EXCLUSIVE: 8 Kalaheo High football players reported staph-like infections

EXCLUSIVE: Eight Kalaheo High football players reported staph-like infections
Chris Akana
Chris Akana
Dawn Petroziello
Dawn Petroziello
John Chung
John Chung

KAILUA, OAHU (HawaiiNewsNow) - Eight football players from Kalaheo High School in Kailua came down with staph-like infections and then a few days after Kalaheo played Roosevelt High School, two Roosevelt players reported staph-like symptoms.  But school officials said they don't believe the Kalaheo students spread their infections to Roosevelt.

Hawaii News Now discovered one faculty member at Kalaheo has been complaining for years about a lack of protocol in keeping the school's weight room sanitary.

Kalaheo High School Principal Susan Hummel said eight football players reported some type of infection that may have been staph earlier this month.

She said the football players and were not allowed to return to practice or games until they were cleared by doctors.

"As soon as one case came to their attention, they disinfected and sprayed the locker room and all football equipment, including helmets and pads," Hummel told us today.

She said the recent unusually hot and humid weather may have helped to spread the infections on the football team, since staph grows on warm and humid surfaces.

Kalaheo High physical education teacher Chris Akana isn't surprised about the outbreak.

"The safety of the students is being compromised right now," Akana told Hawaii News Now Wednesday night.

He's been complaining for three years about the dirty conditions in the Kalaheo weight room, where he teaches weight training and body conditioning.

"No disinfectant that's being used, no training protocols as far as cleaning the area," Akana said.  He said a janitor was finally given a key to the weight room this school year.

"As a teacher teaching weight training, it's very difficult when I don't feel comfortable taking the students into the weight room because basic safety procedures aren't established at the school," said Akana, who has sometimes kept his students in the classroom instead of using the dirty weight room.

Since August 10, Akana said he's emailed Hummel and other school administrators photos of sweaty weight room benches that had not been wiped down and disinfected properly.

"I would like open communication.  Sometimes things that were brought up in emails were just ignored," Akana said.

Dawn Petroziello, a physician assistant from The Medical Corner in Kailua, said it's important to use antiseptic cleaners in locker and weight rooms.

"Spray down whatever they have just sweated on or used.  Make sure they spray it down, wipe it dry and let the next guy use it.  That will reduce the risk," Petroziello said.

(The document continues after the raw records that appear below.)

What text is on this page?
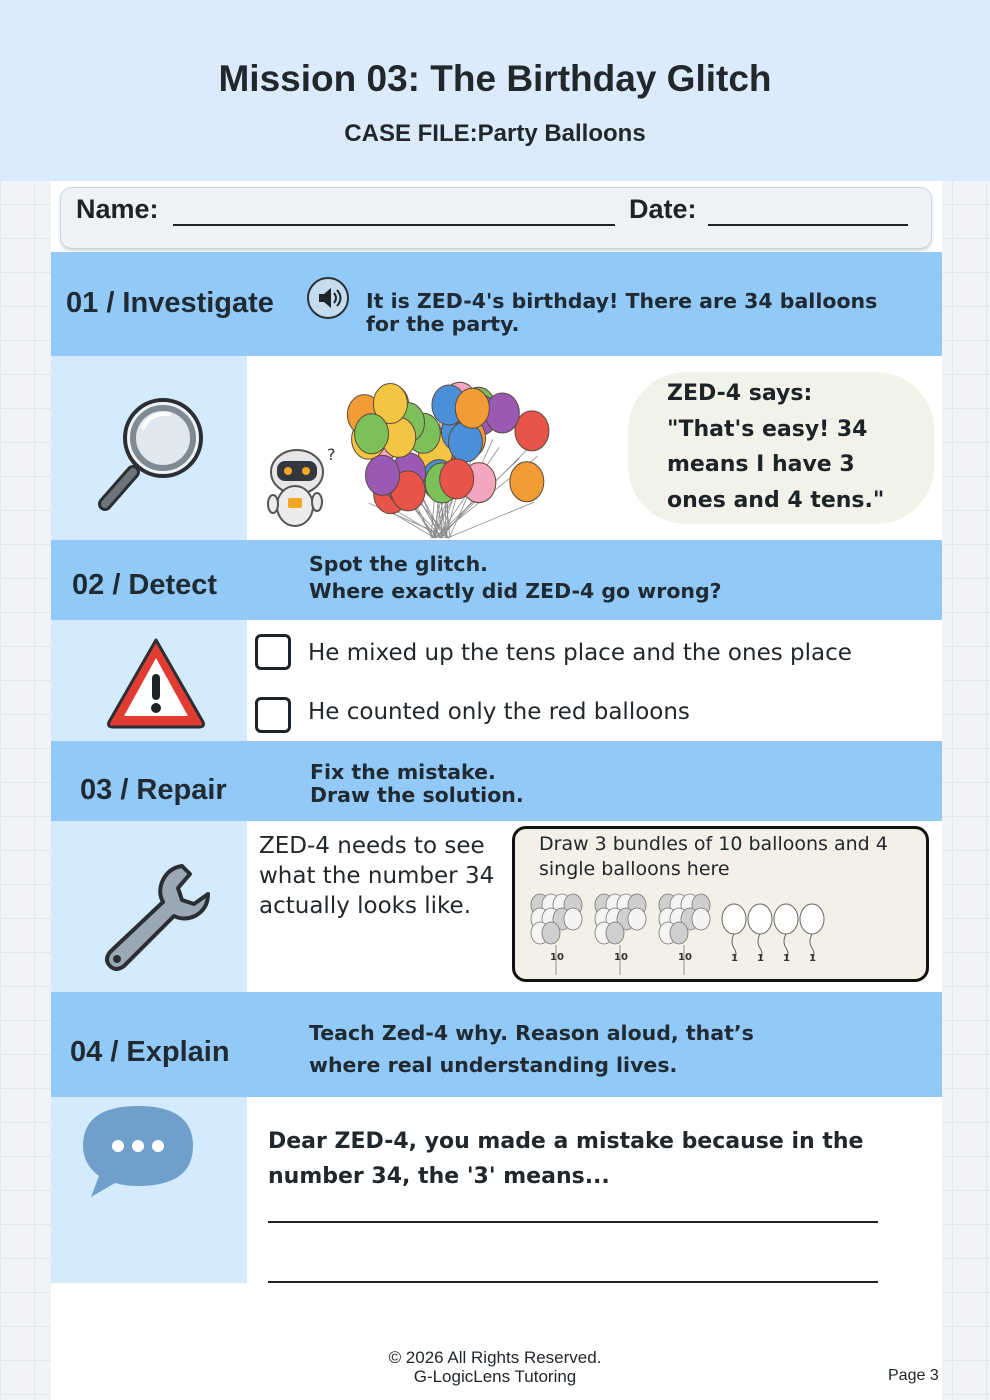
Mission 03: The Birthday Glitch
CASE FILE:Party Balloons
Name:	Date:
01 / Investigate	It is ZED-4's birthday! There are 34 balloons for the party.
?
ZED-4 says:
"That's easy! 34
means I have 3
ones and 4 tens."
02 / Detect
Spot the glitch.
Where exactly did ZED-4 go wrong?
He mixed up the tens place and the ones place
He counted only the red balloons
03 / Repair
Fix the mistake.
Draw the solution.
ZED-4 needs to see what the number 34 actually looks like.
Draw 3 bundles of 10 balloons and 4 single balloons here
10	10	10	1 1 1 1
04 / Explain
Teach Zed-4 why. Reason aloud, that’s
where real understanding lives.
Dear ZED-4, you made a mistake because in the number 34, the '3' means...
© 2026 All Rights Reserved.
G-LogicLens Tutoring	Page 3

At Roosevelt High School, two football players showed up Monday with staph-like symptoms , so the school went into a massive disinfection process with football gear and more.

"We laid it out on the track and we disinfected all the pads, we went into the locker room, shot the whole locker room with disinfectant and we also shot the field down as a precaution," said John Chung, Roosevelt's athletic director.

Roosevelt played Kalaheo Friday night at Kailua High School, raising concerns the Kalaheo students may have spread their infections to the Roosevelt players. But Hummel said Kalaheo's players with infections had all been cleared by doctors to play in that game.

Petroziello, the physician assistant, said young athletes need constant reminders about keeping clean, especially football players who are in contact with each other on the field, often scraping themselves and hitting the ground hard.

For student athletes, Petoziello recommended:"Making sure you're cleaning your uniforms, you're showering on a regular basis.  If you're sweating really badly and you're getting in the dirt, shower twice if you have to. Just practice good hygiene."